Kementerian Perdagangan (Kemendag) menyampaikan, proses gugatan terkait diskriminasi sawit oleh Uni Eropa (UE) ke Organsasi Perdagangan Dunia (WTO) butuh waktu lama. Direktur Jenderal Perdagangan Luar Negeri Kemendag Oke Nurwan memperkirakan, proses gugatan bisa berlangsung hingga 1,5 tahun.

Lamanya proses gugatan karena ada beberapa hal yang harus disiapkan oleh pemerintah Indonesia. "Prosesnya selama 1,5 tahun, dimulai dari mendaftarkan (gugatan) ke WTO," kata dia usai Rapat Koordinasi Dewan Negara Penghasil Kelapa Sawit (CPOPC) di Kantor Kementerian Koordinator Bidang Perekonomian, Jakarta, Rabu (19/6).

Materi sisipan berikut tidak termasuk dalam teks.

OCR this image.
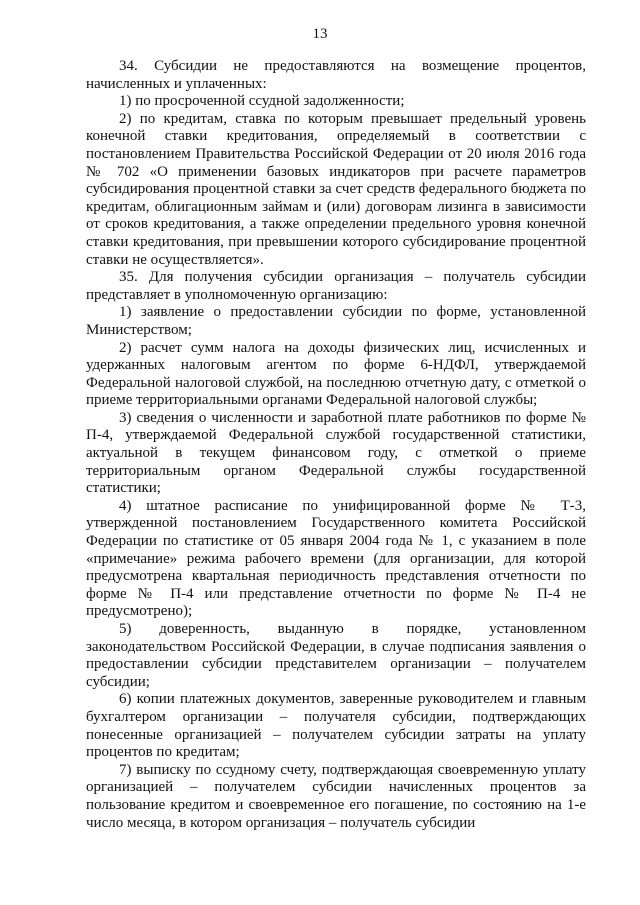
13

34. Субсидии не предоставляются на возмещение процентов, начисленных и уплаченных:

1) по просроченной ссудной задолженности;

2) по кредитам, ставка по которым превышает предельный уровень конечной ставки кредитования, определяемый в соответствии с постановлением Правительства Российской Федерации от 20 июля 2016 года № 702 «О применении базовых индикаторов при расчете параметров субсидирования процентной ставки за счет средств федерального бюджета по кредитам, облигационным займам и (или) договорам лизинга в зависимости от сроков кредитования, а также определении предельного уровня конечной ставки кредитования, при превышении которого субсидирование процентной ставки не осуществляется».

35. Для получения субсидии организация – получатель субсидии представляет в уполномоченную организацию:

1) заявление о предоставлении субсидии по форме, установленной Министерством;

2) расчет сумм налога на доходы физических лиц, исчисленных и удержанных налоговым агентом по форме 6-НДФЛ, утверждаемой Федеральной налоговой службой, на последнюю отчетную дату, с отметкой о приеме территориальными органами Федеральной налоговой службы;

3) сведения о численности и заработной плате работников по форме № П-4, утверждаемой Федеральной службой государственной статистики, актуальной в текущем финансовом году, с отметкой о приеме территориальным органом Федеральной службы государственной статистики;

4) штатное расписание по унифицированной форме № Т-3, утвержденной постановлением Государственного комитета Российской Федерации по статистике от 05 января 2004 года № 1, с указанием в поле «примечание» режима рабочего времени (для организации, для которой предусмотрена квартальная периодичность представления отчетности по форме № П-4 или представление отчетности по форме № П-4 не предусмотрено);

5) доверенность, выданную в порядке, установленном законодательством Российской Федерации, в случае подписания заявления о предоставлении субсидии представителем организации – получателем субсидии;

6) копии платежных документов, заверенные руководителем и главным бухгалтером организации – получателя субсидии, подтверждающих понесенные организацией – получателем субсидии затраты на уплату процентов по кредитам;

7) выписку по ссудному счету, подтверждающая своевременную уплату организацией – получателем субсидии начисленных процентов за пользование кредитом и своевременное его погашение, по состоянию на 1-е число месяца, в котором организация – получатель субсидии
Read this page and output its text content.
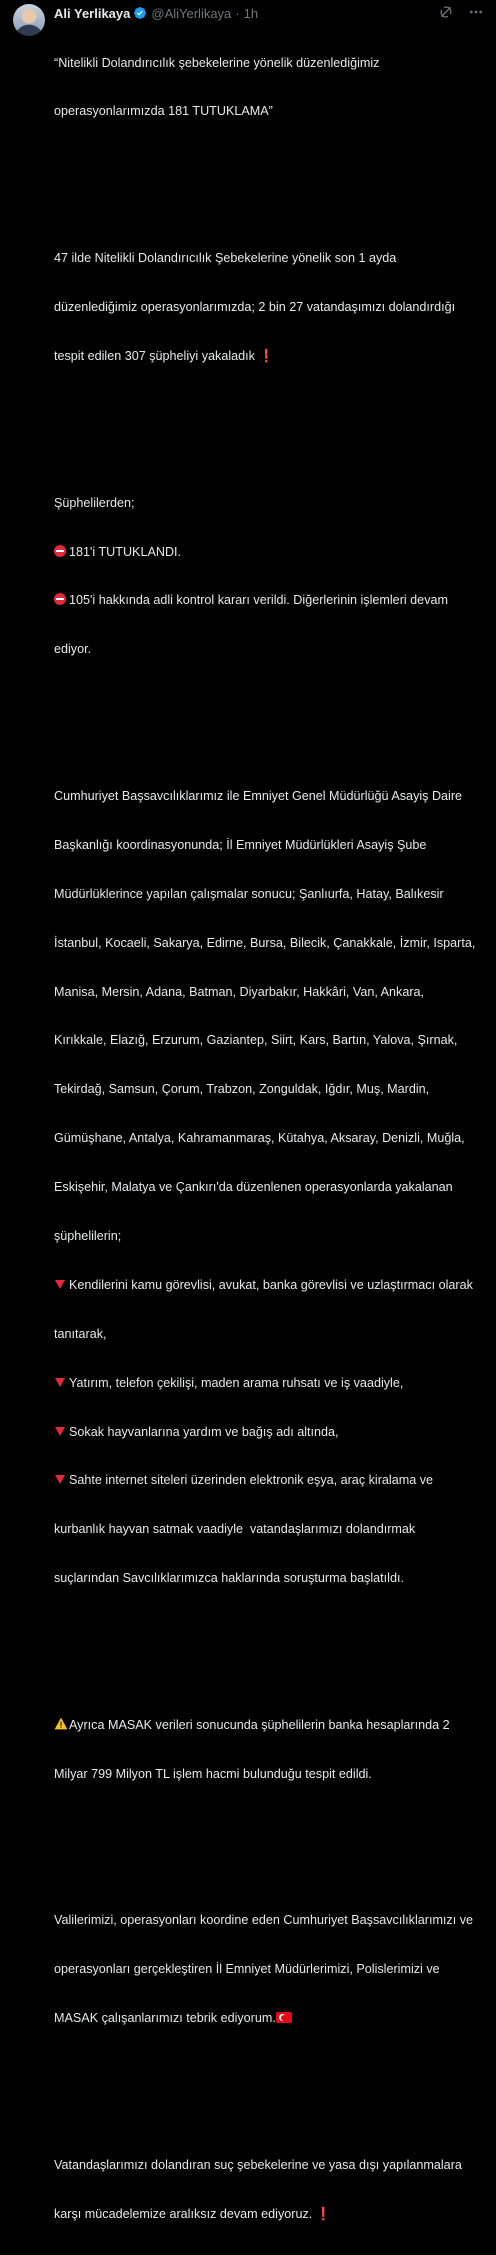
Ali Yerlikaya @AliYerlikaya · 1h

“Nitelikli Dolandırıcılık şebekelerine yönelik düzenlediğimiz

operasyonlarımızda 181 TUTUKLAMA”

47 ilde Nitelikli Dolandırıcılık Şebekelerine yönelik son 1 ayda

düzenlediğimiz operasyonlarımızda; 2 bin 27 vatandaşımızı dolandırdığı

tespit edilen 307 şüpheliyi yakaladık ❗

Şüphelilerden;

181'i TUTUKLANDI.

105'i hakkında adli kontrol kararı verildi. Diğerlerinin işlemleri devam

ediyor.

Cumhuriyet Başsavcılıklarımız ile Emniyet Genel Müdürlüğü Asayiş Daire

Başkanlığı koordinasyonunda; İl Emniyet Müdürlükleri Asayiş Şube

Müdürlüklerince yapılan çalışmalar sonucu; Şanlıurfa, Hatay, Balıkesir

İstanbul, Kocaeli, Sakarya, Edirne, Bursa, Bilecik, Çanakkale, İzmir, Isparta,

Manisa, Mersin, Adana, Batman, Diyarbakır, Hakkâri, Van, Ankara,

Kırıkkale, Elazığ, Erzurum, Gaziantep, Siirt, Kars, Bartın, Yalova, Şırnak,

Tekirdağ, Samsun, Çorum, Trabzon, Zonguldak, Iğdır, Muş, Mardin,

Gümüşhane, Antalya, Kahramanmaraş, Kütahya, Aksaray, Denizli, Muğla,

Eskişehir, Malatya ve Çankırı'da düzenlenen operasyonlarda yakalanan

şüphelilerin;

Kendilerini kamu görevlisi, avukat, banka görevlisi ve uzlaştırmacı olarak

tanıtarak,

Yatırım, telefon çekilişi, maden arama ruhsatı ve iş vaadiyle,

Sokak hayvanlarına yardım ve bağış adı altında,

Sahte internet siteleri üzerinden elektronik eşya, araç kiralama ve

kurbanlık hayvan satmak vaadiyle  vatandaşlarımızı dolandırmak

suçlarından Savcılıklarımızca haklarında soruşturma başlatıldı.

Ayrıca MASAK verileri sonucunda şüphelilerin banka hesaplarında 2

Milyar 799 Milyon TL işlem hacmi bulunduğu tespit edildi.

Valilerimizi, operasyonları koordine eden Cumhuriyet Başsavcılıklarımızı ve

operasyonları gerçekleştiren İl Emniyet Müdürlerimizi, Polislerimizi ve

MASAK çalışanlarımızı tebrik ediyorum.

Vatandaşlarımızı dolandıran suç şebekelerine ve yasa dışı yapılanmalara

karşı mücadelemize aralıksız devam ediyoruz. ❗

Bahkan, ia tidak menutup kemungkinan proses gugatan dapat berlangsung hingga lima tahun. Sebab ada beberapa tahapan yang harus dilalui. Setelah mendaftarkan gugatan ke WTO, Indonesia akan diberi waktu untuk memilih ‘rujuk’ atau tahapan konsultasi. Kemudian, panel akan dibentuk bila tidak ada kesepakatan bersama dengan Uni Eropa. Setelah itu, masih ada tahapan lainnya dalam pengajuan gugatan.

(Baca: Biaya Gugatan Sawit ke WTO Akan Gunakan Dana Pungutan)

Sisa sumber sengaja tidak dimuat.